シェアバイクに未来はあるか ノンフィクション作家・青樹明子

専欄

 長い冬が終わり、中国にも春がやって来た。外出の機会が増えるなか、北京などの都市で目に付くのは白や黄、青や橙色などの自転車だ。今最もホットとされるシェアバイクである。

 使い方は簡単だ。まずは実名で登録し、電子マネー経由で、専用アプリにチャージする。車体に貼られた2次元コードを読み込むとロックが解除されるので、そのまま使用すればいい。使い終わったら任意の場所に停めておけば回収してくれる。料金も1時間につき1元(約16円)と安価である。

 数年来、中国都市部の交通渋滞は異常なほどの様相を呈している。幹線道路は“駐車場”と化し、流しのタクシーは拾えない。地下鉄もラッシュ時になると、改札にたどり着くまで小一時間かかることもある。
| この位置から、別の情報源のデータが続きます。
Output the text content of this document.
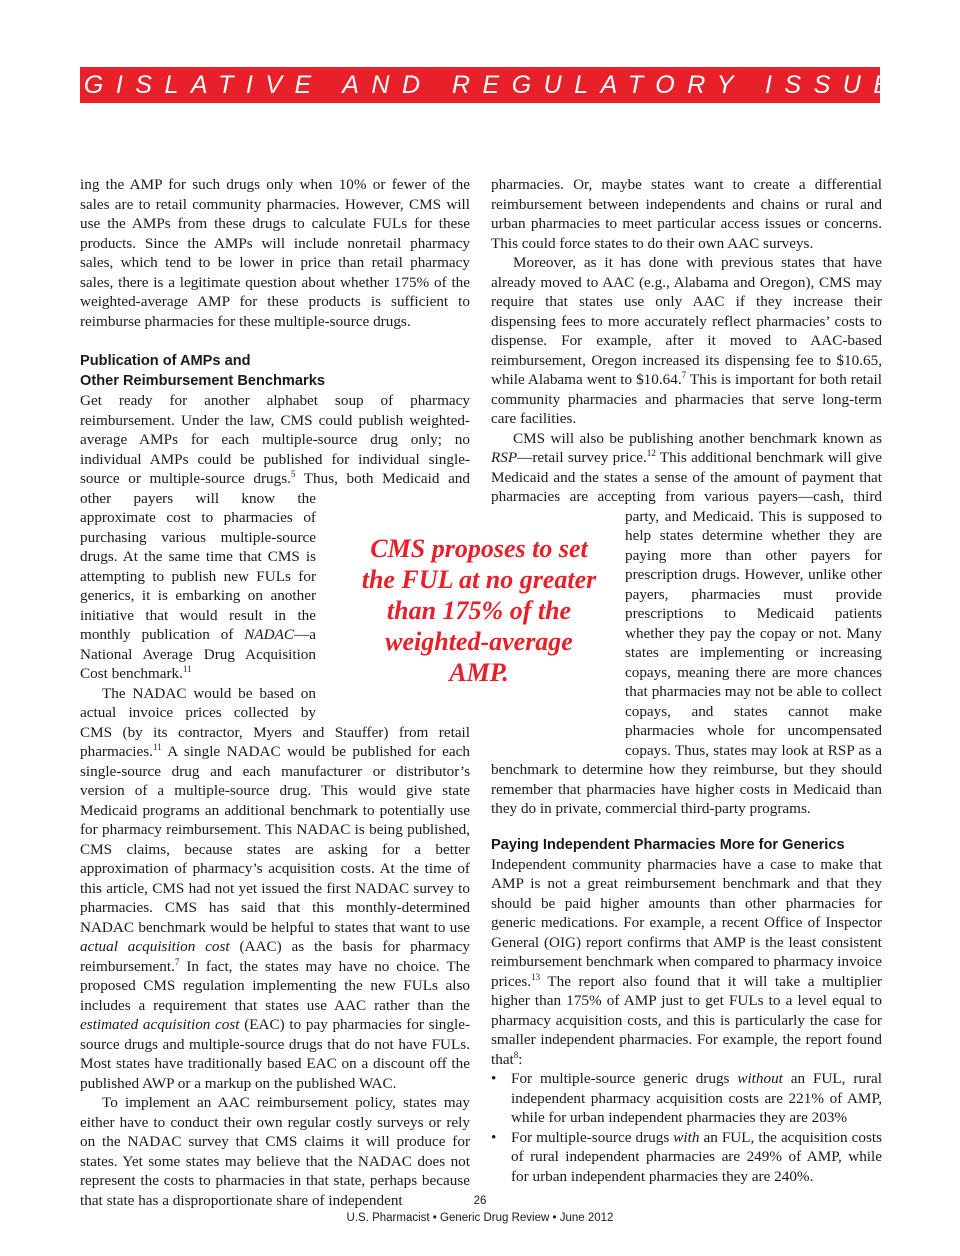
LEGISLATIVE AND REGULATORY ISSUES

ing the AMP for such drugs only when 10% or fewer of the sales are to retail community pharmacies. However, CMS will use the AMPs from these drugs to calculate FULs for these products. Since the AMPs will include nonretail pharmacy sales, which tend to be lower in price than retail pharmacy sales, there is a legitimate question about whether 175% of the weighted-average AMP for these products is sufficient to reimburse pharmacies for these multiple-source drugs.

Publication of AMPs and
Other Reimbursement Benchmarks

Get ready for another alphabet soup of pharmacy reimbursement. Under the law, CMS could publish weighted-average AMPs for each multiple-source drug only; no individual AMPs could be published for individual single-source or multiple-source drugs.$^5$ Thus, both Medicaid and other payers will know the approximate cost to pharmacies of purchasing various multiple-source drugs. At the same time that CMS is attempting to publish new FULs for generics, it is embarking on another initiative that would result in the monthly publication of NADAC—a National Average Drug Acquisition Cost benchmark.$^{11}$

The NADAC would be based on actual invoice prices collected by CMS (by its contractor, Myers and Stauffer) from retail pharmacies.$^{11}$ A single NADAC would be published for each single-source drug and each manufacturer or distributor’s version of a multiple-source drug. This would give state Medicaid programs an additional benchmark to potentially use for pharmacy reimbursement. This NADAC is being published, CMS claims, because states are asking for a better approximation of pharmacy’s acquisition costs. At the time of this article, CMS had not yet issued the first NADAC survey to pharmacies. CMS has said that this monthly-determined NADAC benchmark would be helpful to states that want to use actual acquisition cost (AAC) as the basis for pharmacy reimbursement.$^7$ In fact, the states may have no choice. The proposed CMS regulation implementing the new FULs also includes a requirement that states use AAC rather than the estimated acquisition cost (EAC) to pay pharmacies for single-source drugs and multiple-source drugs that do not have FULs. Most states have traditionally based EAC on a discount off the published AWP or a markup on the published WAC.

To implement an AAC reimbursement policy, states may either have to conduct their own regular costly surveys or rely on the NADAC survey that CMS claims it will produce for states. Yet some states may believe that the NADAC does not represent the costs to pharmacies in that state, perhaps because that state has a disproportionate share of independent

pharmacies. Or, maybe states want to create a differential reimbursement between independents and chains or rural and urban pharmacies to meet particular access issues or concerns. This could force states to do their own AAC surveys.

Moreover, as it has done with previous states that have already moved to AAC (e.g., Alabama and Oregon), CMS may require that states use only AAC if they increase their dispensing fees to more accurately reflect pharmacies’ costs to dispense. For example, after it moved to AAC-based reimbursement, Oregon increased its dispensing fee to $10.65, while Alabama went to $10.64.$^7$ This is important for both retail community pharmacies and pharmacies that serve long-term care facilities.

CMS will also be publishing another benchmark known as RSP—retail survey price.$^{12}$ This additional benchmark will give Medicaid and the states a sense of the amount of payment that pharmacies are accepting from various payers—cash, third party, and Medicaid. This is supposed to help states determine whether they are paying more than other payers for prescription drugs. However, unlike other payers, pharmacies must provide prescriptions to Medicaid patients whether they pay the copay or not. Many states are implementing or increasing copays, meaning there are more chances that pharmacies may not be able to collect copays, and states cannot make pharmacies whole for uncompensated copays. Thus, states may look at RSP as a benchmark to determine how they reimburse, but they should remember that pharmacies have higher costs in Medicaid than they do in private, commercial third-party programs.

Paying Independent Pharmacies More for Generics

Independent community pharmacies have a case to make that AMP is not a great reimbursement benchmark and that they should be paid higher amounts than other pharmacies for generic medications. For example, a recent Office of Inspector General (OIG) report confirms that AMP is the least consistent reimbursement benchmark when compared to pharmacy invoice prices.$^{13}$ The report also found that it will take a multiplier higher than 175% of AMP just to get FULs to a level equal to pharmacy acquisition costs, and this is particularly the case for smaller independent pharmacies. For example, the report found that$^8$:

• For multiple-source generic drugs without an FUL, rural independent pharmacy acquisition costs are 221% of AMP, while for urban independent pharmacies they are 203%
• For multiple-source drugs with an FUL, the acquisition costs of rural independent pharmacies are 249% of AMP, while for urban independent pharmacies they are 240%.
CMS proposes to set the FUL at no greater than 175% of the weighted-average AMP.
26
U.S. Pharmacist • Generic Drug Review • June 2012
 --こんなことなら、自転車の時代のほうがよかった…。

 と人々が思い始めたころにシェアバイクは登場した。2016年末の時点で、その台数は1886万台だったが、17年末には5000万台を超えるだろうと予測されている。大手のofoは「3カ月で218%成長を実現させる」と豪語していて、今年は1000万台を新たに投入する。サービスを提供する範囲も、国内100の都市に及ぶようだ。

 まさに発展中国を象徴するような急成長ぶりだが、問題はそう簡単ではない。

 まずは使用者のモラルである。レンタルの基本は、元の状態で返却することだが、未返却の例が後を絶たない。私物化してしまうわけだが、ペンキで色を塗り直し、鍵を付け替えて、子供用の椅子を取り付ける。これでは盗みだ。

 放置方法にも問題がある。公園の門の前に山積みされたシェアバイクは、まるで粗大ごみ収集場所のようだ。地下鉄の入り口近辺には使用後の車両が散乱し、歩行者が通行できない有り様である。途中で知り合いの車に遭遇したのだろうか、幹線道路の真ん中に放置された例もあり、交通の妨げとなっている。

 中国メディアは、シェアバイクの発展には3つの部門の協力が欠かせないと提言する。使用者、運営する企業、行政などの管理部門である。使用者のモラル向上は言うまでもないが、行政と企業が連携して、違反者への罰則も含めて、管理を強化させる必要もある。

 自転車シェアの成功で、今後は車やモーターバイクなどのシェアも必ず登場するだろう。

 シェア経済は“道徳経済”の側面も併せ持つ。中国だけの問題ではない。シェアという新概念は、世界規模で、現代人の民度が試されている。